“Of course,” she said. “Neither was any threat to me.” As near a declaration of friendship as it got with this family. “They managed our shipping concerns in High North and on the islands. They were competent. Sensible. Brother and sister, like —” Deka and me, I suspected she would have said. “A great loss to the family. Again.”

By the bleakness of her expression, I realized suddenly that she was not surprised by the manner of their deaths. And her wording had been another clue, as had Wrath’s warning.

“I’m hungry,” I said. “Take me somewhere with food and eat with me.”

She glared. “Is that a command?”

I rolled my eyes. “I’m not forcing you to obey it, so no.”

“There are many kinds of force,” she said, her gaze as hard as stone. “If you tell my mother —”

I groaned in exasperation. “I’m not a tattletale! I’m just hungry!” I stepped closer. “And I want to talk about this somewhere private.”

She blinked, then flushed — as well she should have, because she should’ve caught my hints. Would have, if her pride hadn’t interfered. “Ah.” She hesitated, then looked around the forecourt as if it were full of eyes. It usually was, one way or another. “Meet me at the cupola of the library in half an hour. I’ll have food brought.” With that she turned away in a swirl of fur and whiteness, her shoes clicking briskly on the daystone as she walked.

I watched her walk away, amused until I realized my eyes were lingering on the slight curves of her hips and their even slighter sway, thanks to her stiff, haughty walk. That unnerved me so badly that I stumbled as I backed down the steps. Though there were only servants to see me — and they were carefully not looking, probably on Morad’s orders — I still quickly righted myself and slipped into the garden as a cover, pretending to look at the boring trees and flowers with great fascination. In truth, however, I was shaking.

Nothing to be done for it. Shevir had gauged my age at sixteen, and I knew full well what that age meant for mortal boys. How long before I found myself curled in a sweating knot, furiously caressing myself? And now I knew whose name I would groan when the moment struck.

Gods. How I hated adolescence.

Nothing to be done for it, I told myself again, and opened a hole in the ground.

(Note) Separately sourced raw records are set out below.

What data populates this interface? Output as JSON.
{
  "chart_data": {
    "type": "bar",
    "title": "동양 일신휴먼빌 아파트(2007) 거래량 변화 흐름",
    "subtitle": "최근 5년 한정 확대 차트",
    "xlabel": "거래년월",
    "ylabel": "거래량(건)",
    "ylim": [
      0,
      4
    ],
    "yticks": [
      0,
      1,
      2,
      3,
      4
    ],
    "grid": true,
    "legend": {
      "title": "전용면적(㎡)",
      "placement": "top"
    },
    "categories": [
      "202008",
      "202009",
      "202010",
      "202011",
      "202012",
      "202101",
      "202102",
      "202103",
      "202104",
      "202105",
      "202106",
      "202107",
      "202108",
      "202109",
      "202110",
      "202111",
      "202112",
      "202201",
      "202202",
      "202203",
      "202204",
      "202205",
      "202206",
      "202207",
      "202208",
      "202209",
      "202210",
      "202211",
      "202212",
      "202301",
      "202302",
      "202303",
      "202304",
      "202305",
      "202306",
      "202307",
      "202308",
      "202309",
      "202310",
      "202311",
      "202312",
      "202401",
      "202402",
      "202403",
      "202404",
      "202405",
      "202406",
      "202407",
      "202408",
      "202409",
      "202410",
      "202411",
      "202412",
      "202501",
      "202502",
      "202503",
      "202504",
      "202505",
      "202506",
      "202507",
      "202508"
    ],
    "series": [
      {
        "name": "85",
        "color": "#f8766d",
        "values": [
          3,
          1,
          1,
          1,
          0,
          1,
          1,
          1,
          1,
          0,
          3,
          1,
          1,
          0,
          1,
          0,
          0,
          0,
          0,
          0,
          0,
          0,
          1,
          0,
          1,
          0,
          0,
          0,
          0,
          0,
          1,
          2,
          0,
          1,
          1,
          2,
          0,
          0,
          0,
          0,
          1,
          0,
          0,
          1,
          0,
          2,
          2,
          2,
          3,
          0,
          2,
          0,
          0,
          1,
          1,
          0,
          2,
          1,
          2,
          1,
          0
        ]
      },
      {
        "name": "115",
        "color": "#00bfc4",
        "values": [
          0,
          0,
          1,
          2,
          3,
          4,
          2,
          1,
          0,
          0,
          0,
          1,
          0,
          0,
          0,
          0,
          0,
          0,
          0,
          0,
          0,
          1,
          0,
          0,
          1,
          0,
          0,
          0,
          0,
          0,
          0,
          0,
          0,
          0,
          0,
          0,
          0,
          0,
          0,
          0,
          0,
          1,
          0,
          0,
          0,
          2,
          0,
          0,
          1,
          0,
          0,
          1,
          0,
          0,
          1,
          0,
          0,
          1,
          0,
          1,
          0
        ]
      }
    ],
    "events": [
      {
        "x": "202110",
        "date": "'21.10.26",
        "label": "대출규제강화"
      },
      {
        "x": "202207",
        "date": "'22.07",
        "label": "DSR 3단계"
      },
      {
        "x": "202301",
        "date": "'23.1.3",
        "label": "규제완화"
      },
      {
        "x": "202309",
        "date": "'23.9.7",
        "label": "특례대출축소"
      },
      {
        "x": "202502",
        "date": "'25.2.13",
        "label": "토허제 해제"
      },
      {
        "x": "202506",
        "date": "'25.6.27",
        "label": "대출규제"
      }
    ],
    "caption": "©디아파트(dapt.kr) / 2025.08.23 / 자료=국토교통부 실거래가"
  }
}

It did not take longk. t take lo to reach the library. I emerged between two of the massive old bookshelves in a disused corner, then made my way along the stacks until I reached the half-hidden spiral staircase. Kurue had built the library’s cupola as a reward for those palace denizens who loved the written word. They usually found it only by browsing the stacks and sitting quietly for a while, losing themselves in some book or scroll or tablet. It made me obscurely proud that Shahar had found it — and then I grew annoyed at that pride and more annoyed at my annoyance.

But as I reached the top of the staircase, I stopped in surprise. The cupola was already occupied, and not by Shahar.

A man sat on one of its long cushioned benches. Big, blond, dressed in a suggestively martial jacket that would have looked more so if it hadn’t been made out of pearlescent silk. The cupola’s roof was glass, its walls open to the air (though as magically protected from the winds and thinner air as the rest of the palace). A shaft of sunlight made a churning river of the man’s curly hair, and jewels of his jacket buttons, and a sculpture of his face. I knew him at once for Arameri Central Family even without looking at the mark on his brow, because he was too beautiful and too comfortable.

But when he turned to me, I saw the mark and stared, because it was complete. All the scripts I remembered: the contract binding the Enefadeh to the protection and service of Shahar’s direct descendants, the compulsion that forced Arameri to remain loyal to their family head … all of it. But why did only this man, out of all the Central Family, wear the mark in its original form?

“Well, well,” he said, his eyes raking me with the same quick analysis.

“Sorry,” I said uneasily. “Didn’t know anyone was up here. I’ll try someplace else.”

“You’re the godling,” he said, and I stopped in surprise. He smiled thinly. “I think you must remember how difficult it is to keep a secret in this place.”

“I managed, in my day.”

“Indeed you did. And a good thing that was, or you would never have gotten free of us.”

I lifted my chin, feeling annoyed and belligerent. “Is that really a good thing in the eyes of a fullblood?”